Thomas Godolphin felt shocked. “Is she so near death as that?” he asked, in a hushed tone.

“So near death as that!” repeated the clergyman in an accent of reproof. “I did not expect to hear a like remark from Mr. Godolphin. My good friend, is it only when death is near that we are to pray?”

“It is chiefly when death is near that prayers are said over us,” replied Thomas Godolphin.

“True—for those who have not known when and how to pray for themselves. Look at that girl: passing away from amongst us, with all her worldly thoughts, her selfish habits, her evil, peevish temper! But that God’s ways are not as our ways, we might be tempted to question why such as these are removed; such as Ethel left. The one child as near akin to an angel as it is well possible to be, here; the other—— In our blind judgment, we may wonder that she, most ripe for heaven, should not be taken to it, and that other one left, to be pruned and dug around; to have, in short, a chance given her of making herself better.”

“Is she so very ill?”

“I think her so; as does Snow.
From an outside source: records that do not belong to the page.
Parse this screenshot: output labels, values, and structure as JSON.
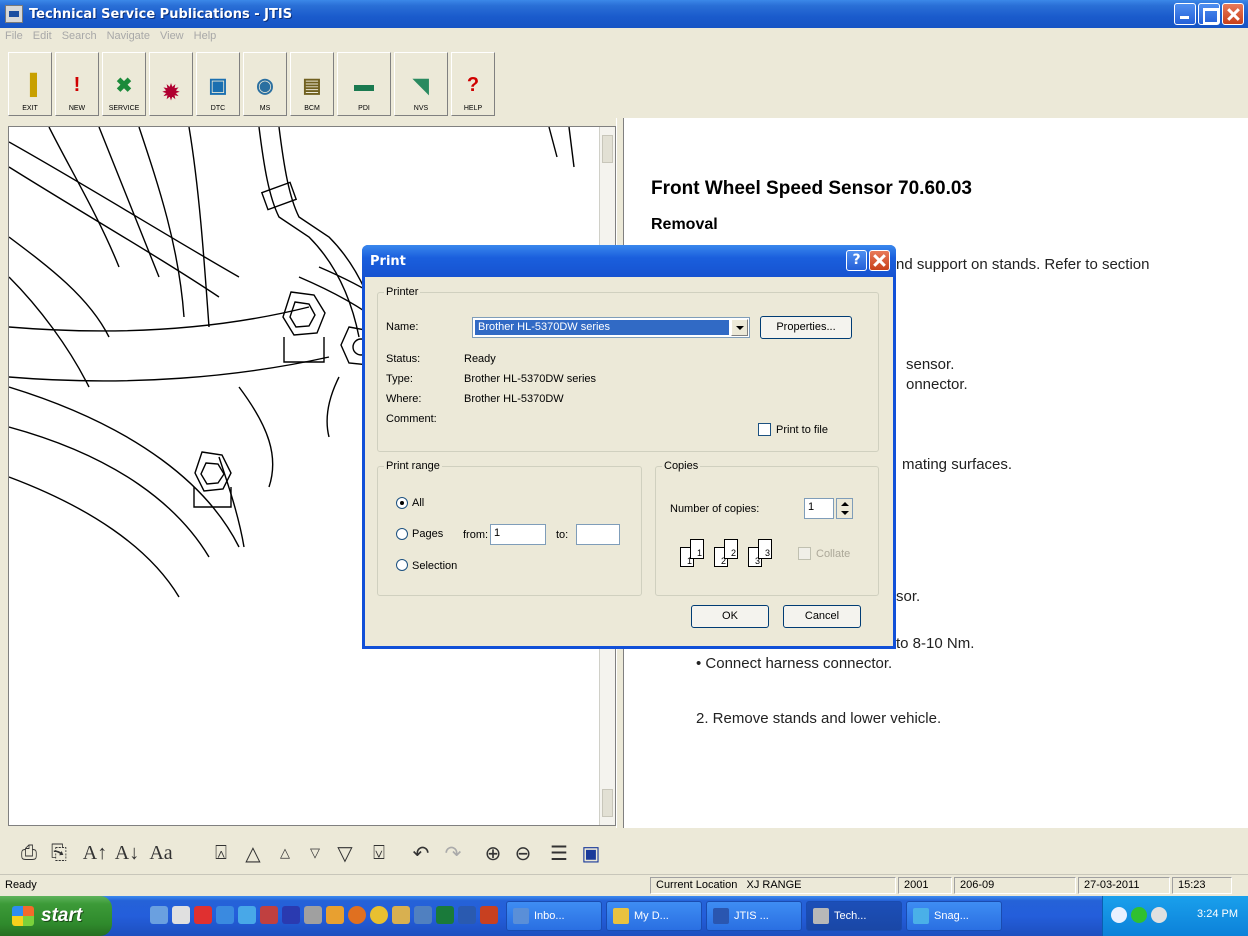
{
  "window": {
    "title": "Technical Service Publications - JTIS"
  },
  "menu": [
    "File",
    "Edit",
    "Search",
    "Navigate",
    "View",
    "Help"
  ],
  "toolbar": [
    {
      "label": "EXIT",
      "icon": "exit-icon"
    },
    {
      "label": "NEW",
      "icon": "exclamation-icon"
    },
    {
      "label": "SERVICE",
      "icon": "wrench-icon"
    },
    {
      "label": "",
      "icon": "engine-icon"
    },
    {
      "label": "DTC",
      "icon": "diagnostic-icon"
    },
    {
      "label": "MS",
      "icon": "camera-icon"
    },
    {
      "label": "BCM",
      "icon": "module-icon"
    },
    {
      "label": "PDI",
      "icon": "car-inspection-icon"
    },
    {
      "label": "NVS",
      "icon": "vehicle-icon"
    },
    {
      "label": "HELP",
      "icon": "question-icon"
    }
  ],
  "document": {
    "title": "Front Wheel Speed Sensor 70.60.03",
    "section": "Removal",
    "lines": [
      "nd support on stands. Refer to section",
      "sensor.",
      "onnector.",
      "mating surfaces.",
      "sor.",
      "to 8-10 Nm.",
      "• Connect harness connector.",
      "2. Remove stands and lower vehicle."
    ]
  },
  "print_dialog": {
    "title": "Print",
    "printer_group": "Printer",
    "name_label": "Name:",
    "name_value": "Brother HL-5370DW series",
    "properties_button": "Properties...",
    "status_label": "Status:",
    "status_value": "Ready",
    "type_label": "Type:",
    "type_value": "Brother HL-5370DW series",
    "where_label": "Where:",
    "where_value": "Brother HL-5370DW",
    "comment_label": "Comment:",
    "print_to_file": "Print to file",
    "range_group": "Print range",
    "range_all": "All",
    "range_pages": "Pages",
    "from_label": "from:",
    "from_value": "1",
    "to_label": "to:",
    "to_value": "",
    "range_selection": "Selection",
    "copies_group": "Copies",
    "copies_label": "Number of copies:",
    "copies_value": "1",
    "collate": "Collate",
    "ok_button": "OK",
    "cancel_button": "Cancel"
  },
  "status_bar": {
    "ready": "Ready",
    "current_location_label": "Current Location",
    "location": "XJ RANGE",
    "year": "2001",
    "section_code": "206-09",
    "date": "27-03-2011",
    "time": "15:23"
  },
  "taskbar": {
    "start": "start",
    "tasks": [
      {
        "label": "Inbo...",
        "color": "#5a8fd8"
      },
      {
        "label": "My D...",
        "color": "#e8c240"
      },
      {
        "label": "JTIS ...",
        "color": "#2a56b0"
      },
      {
        "label": "Tech...",
        "color": "#b8b8b8"
      },
      {
        "label": "Snag...",
        "color": "#4ab0e8"
      }
    ],
    "clock": "3:24 PM"
  }
}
It was what he said that sent me up there. Her frame of mind is not a desirable one: and I have been trying to do my part. I shall be with her again to-morrow.”

“Have you any message for your daughter?” asked Thomas Godolphin. “I start in two hours’ time for Scotland.” And then, he explained why: telling of their uncertainty.

“When shall you be coming back again?” inquired Mr. Hastings.